Contextual information/modifying factors:
  1. Relevant digoxin concentration in normal range
      Recommended Action: Assess risk and take action if necessary
      Evidence for a Suspected Drug-Drug Interaction: For patients with a reliable plasma digoxin concentration in normal range, it is reasonable to anticipate an increase in plasma concentrations after the initiation of cyclosporine. Following initiation, close monitoring and adjusting the digoxin dose as needed is recommended. (Dorian et al. Clin Invest Med 1988; 11(2):108-112) (Dorian et al. Transplant Proc. 1987; 19(1):1825-1827). Taken 4-6 hours after the most recent dose, the approximate therapeutic range is 0.8 to 2.0 ng/mL (1 to 2.6 nmol/L); however, toxicity has been observed with concentrations in this range.
  2. Risk factors that may increase digoxin concentration or toxicity independent of cyclosporine include: reduced renal function and electrolyte abnormalities
      Recommended Action: Assess risk and take action if necessary
      Evidence for a Suspected Drug-Drug Interaction:
      50-70% of digoxin is excreted unchanged in the urine. Changing renal function may increase serum concentrations and risk of toxicity, (Digoxin-FDA [prescribing information] NDA 20405/S-004)
      Hypokalemia, hypomagnesemia, and hypercalcemia may potentiate digoxin toxicity. (Lip et al. Postgrad Med J. 1993; 69(811):337)

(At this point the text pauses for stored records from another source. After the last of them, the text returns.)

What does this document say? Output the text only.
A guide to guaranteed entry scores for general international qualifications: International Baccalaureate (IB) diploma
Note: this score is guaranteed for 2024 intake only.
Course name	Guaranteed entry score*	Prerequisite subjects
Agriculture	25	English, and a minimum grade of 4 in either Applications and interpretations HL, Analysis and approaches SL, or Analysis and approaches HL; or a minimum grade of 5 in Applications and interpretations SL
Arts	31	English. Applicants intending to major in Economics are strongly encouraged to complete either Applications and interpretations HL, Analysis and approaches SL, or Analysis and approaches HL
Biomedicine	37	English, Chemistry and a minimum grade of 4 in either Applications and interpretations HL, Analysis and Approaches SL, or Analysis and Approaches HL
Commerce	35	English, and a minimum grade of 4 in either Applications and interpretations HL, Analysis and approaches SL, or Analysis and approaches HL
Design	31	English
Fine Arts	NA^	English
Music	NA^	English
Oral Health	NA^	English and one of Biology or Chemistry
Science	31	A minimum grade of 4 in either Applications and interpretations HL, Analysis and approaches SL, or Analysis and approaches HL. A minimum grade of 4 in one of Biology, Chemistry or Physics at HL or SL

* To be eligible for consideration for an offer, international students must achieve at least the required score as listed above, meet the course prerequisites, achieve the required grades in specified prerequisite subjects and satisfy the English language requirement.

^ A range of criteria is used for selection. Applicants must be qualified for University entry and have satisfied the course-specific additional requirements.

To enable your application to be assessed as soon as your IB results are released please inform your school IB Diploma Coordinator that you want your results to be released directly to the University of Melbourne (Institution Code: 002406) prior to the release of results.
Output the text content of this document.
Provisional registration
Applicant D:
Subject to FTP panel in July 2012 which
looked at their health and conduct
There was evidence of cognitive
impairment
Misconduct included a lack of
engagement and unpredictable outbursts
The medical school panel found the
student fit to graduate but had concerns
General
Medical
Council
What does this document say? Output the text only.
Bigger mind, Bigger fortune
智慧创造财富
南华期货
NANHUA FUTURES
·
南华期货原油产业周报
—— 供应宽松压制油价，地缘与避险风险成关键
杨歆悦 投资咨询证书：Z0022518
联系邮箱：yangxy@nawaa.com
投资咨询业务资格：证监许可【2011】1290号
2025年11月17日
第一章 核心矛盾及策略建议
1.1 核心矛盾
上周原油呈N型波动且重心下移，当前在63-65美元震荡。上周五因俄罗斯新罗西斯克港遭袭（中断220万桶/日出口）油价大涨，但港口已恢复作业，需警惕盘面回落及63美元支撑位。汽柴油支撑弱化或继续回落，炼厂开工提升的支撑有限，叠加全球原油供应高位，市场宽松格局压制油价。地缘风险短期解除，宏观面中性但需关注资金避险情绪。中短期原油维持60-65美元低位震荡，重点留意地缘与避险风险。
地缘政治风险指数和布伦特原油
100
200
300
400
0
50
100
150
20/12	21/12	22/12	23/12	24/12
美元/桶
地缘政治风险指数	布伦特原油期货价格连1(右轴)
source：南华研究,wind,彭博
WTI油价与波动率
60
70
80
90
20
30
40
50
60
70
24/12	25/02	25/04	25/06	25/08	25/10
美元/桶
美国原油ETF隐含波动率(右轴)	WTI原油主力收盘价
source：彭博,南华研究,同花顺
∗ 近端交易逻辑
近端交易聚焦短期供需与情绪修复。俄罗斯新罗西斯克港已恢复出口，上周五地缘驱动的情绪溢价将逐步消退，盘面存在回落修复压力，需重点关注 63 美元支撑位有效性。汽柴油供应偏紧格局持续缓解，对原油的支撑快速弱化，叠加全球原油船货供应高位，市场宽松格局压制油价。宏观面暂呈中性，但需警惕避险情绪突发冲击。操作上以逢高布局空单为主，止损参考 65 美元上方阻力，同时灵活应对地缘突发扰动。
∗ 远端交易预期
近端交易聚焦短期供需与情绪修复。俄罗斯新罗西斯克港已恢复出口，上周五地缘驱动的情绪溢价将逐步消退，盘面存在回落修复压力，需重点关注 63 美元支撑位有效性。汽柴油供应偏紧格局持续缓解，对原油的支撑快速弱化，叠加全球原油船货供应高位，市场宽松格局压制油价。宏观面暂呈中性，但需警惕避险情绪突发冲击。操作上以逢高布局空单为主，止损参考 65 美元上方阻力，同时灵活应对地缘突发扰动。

Comment: Contextual information/modifying factors are necessary for alerts that are both sensitive and specific. Like clinical consequences, each known factor SHOULD be stated as specifically as possible. The factors SHOULD be amenable to implementation as executable logic using value sets from clinical terminologies such as RxNorm, the Anatomical Therapeutic Chemical Classification System (ATC), ICD-10, and SNOMED-CT. As is used in this example, each factor SHOULD be related to a specific recommended action that is supported by the evidence for a suspected drug-drug interaction
Frequency of Exposure to the PDDI: Unknown
Comment: Frequency of exposure and frequency of harm information is rarely available but can help a clinician assess the risk/benefit trade-off of exposure to PDDI. Such information SHOULD be provided if available.
Frequency of Harm for persons who have been exposed to the PDDI: Unknown
Comment: Frequency of exposure and frequency of harm information is rarely available but can help a clinician assess the risk/benefit trade-off of exposure to PDDI. Such information SHOULD be provided if available.